Wage bills of companies increased by just 2.9 per cent in the three months to June from a year ago — the slowest growth in 18 years, according to a separate analysis of 1,560 listed companies by Mumbai-based private research firm Centre for Monitoring Indian Economy Pvt.
CMIE estimates the jobless rate fell to 7.4 per cent in July from a record 23.5 per cent in April, the height of coronavirus-related curbs. Slowing wage growth risks squeezing private spending in Asia’s third-largest economy, where consumption accounts for about 60 per cent of gross domestic product. India’s GDP will shrink 4.5 per cent this year as a result of the pandemic, according to the International Monetary Fund.

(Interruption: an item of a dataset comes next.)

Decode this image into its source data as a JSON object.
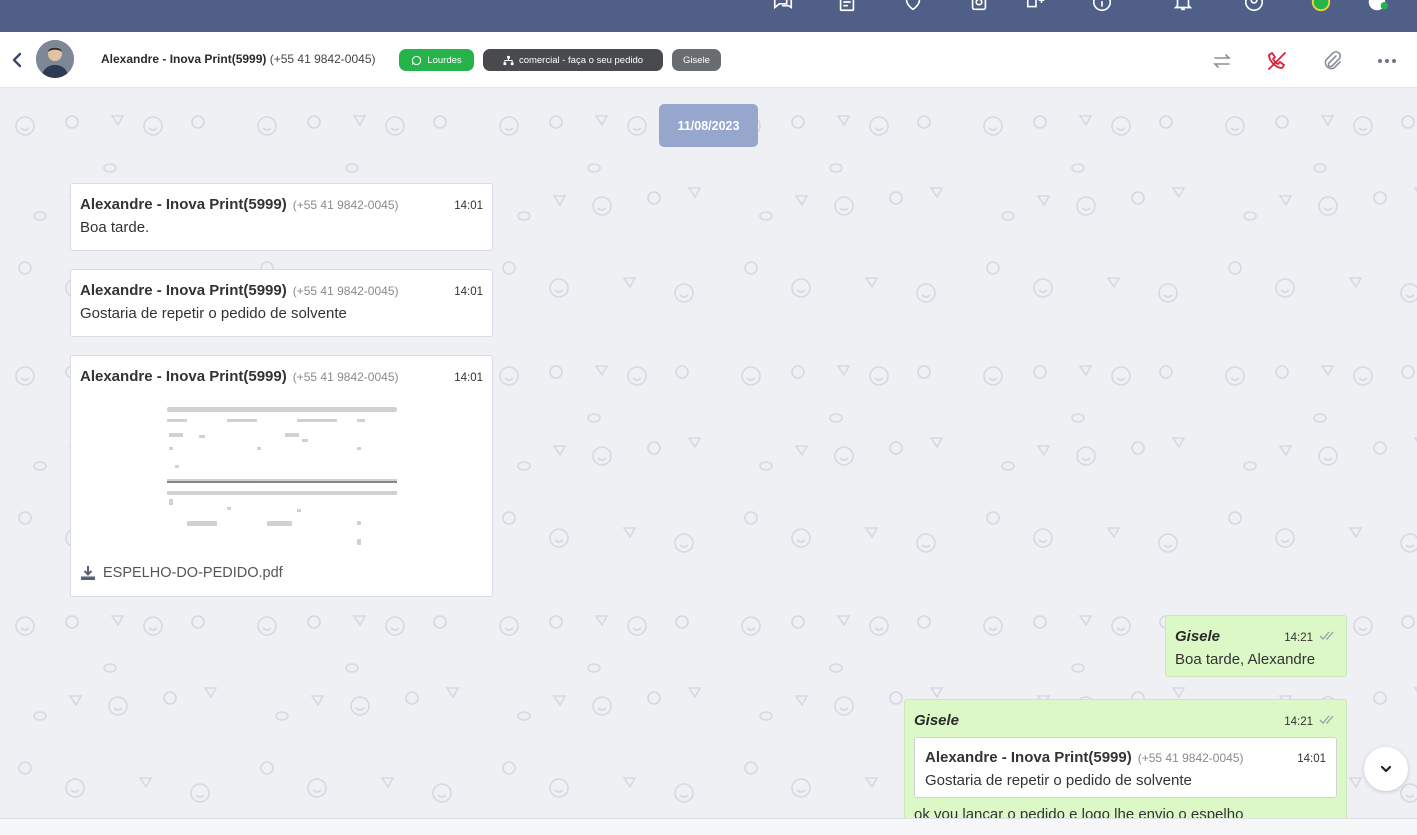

“If you look at the manufacturing sector, wages declined by 7 per cent. So that’s a deep gash,” Mahesh Vyas, managing director of CMIE, said by phone. He doesn’t see wage growth going back to pre-Covid levels in the “foreseeable future” as “the economy is facing a serious problem of contraction of income.”
The lockdown’s damage to the economy will be reflected in quarterly GDP data due Aug. 31. Economists in a Bloomberg survey predict a 19.5 per cent contraction in the three months through June.
“Given the structure of labor markets, we believe that most of the pre-pandemic jobs will return, but the wage outlook is likely to be dimmer compared to the pre-pandemic world,” HSBC Holdings Plc analysts, led by Pranjul Bhandari in Mumbai, said in a report last month.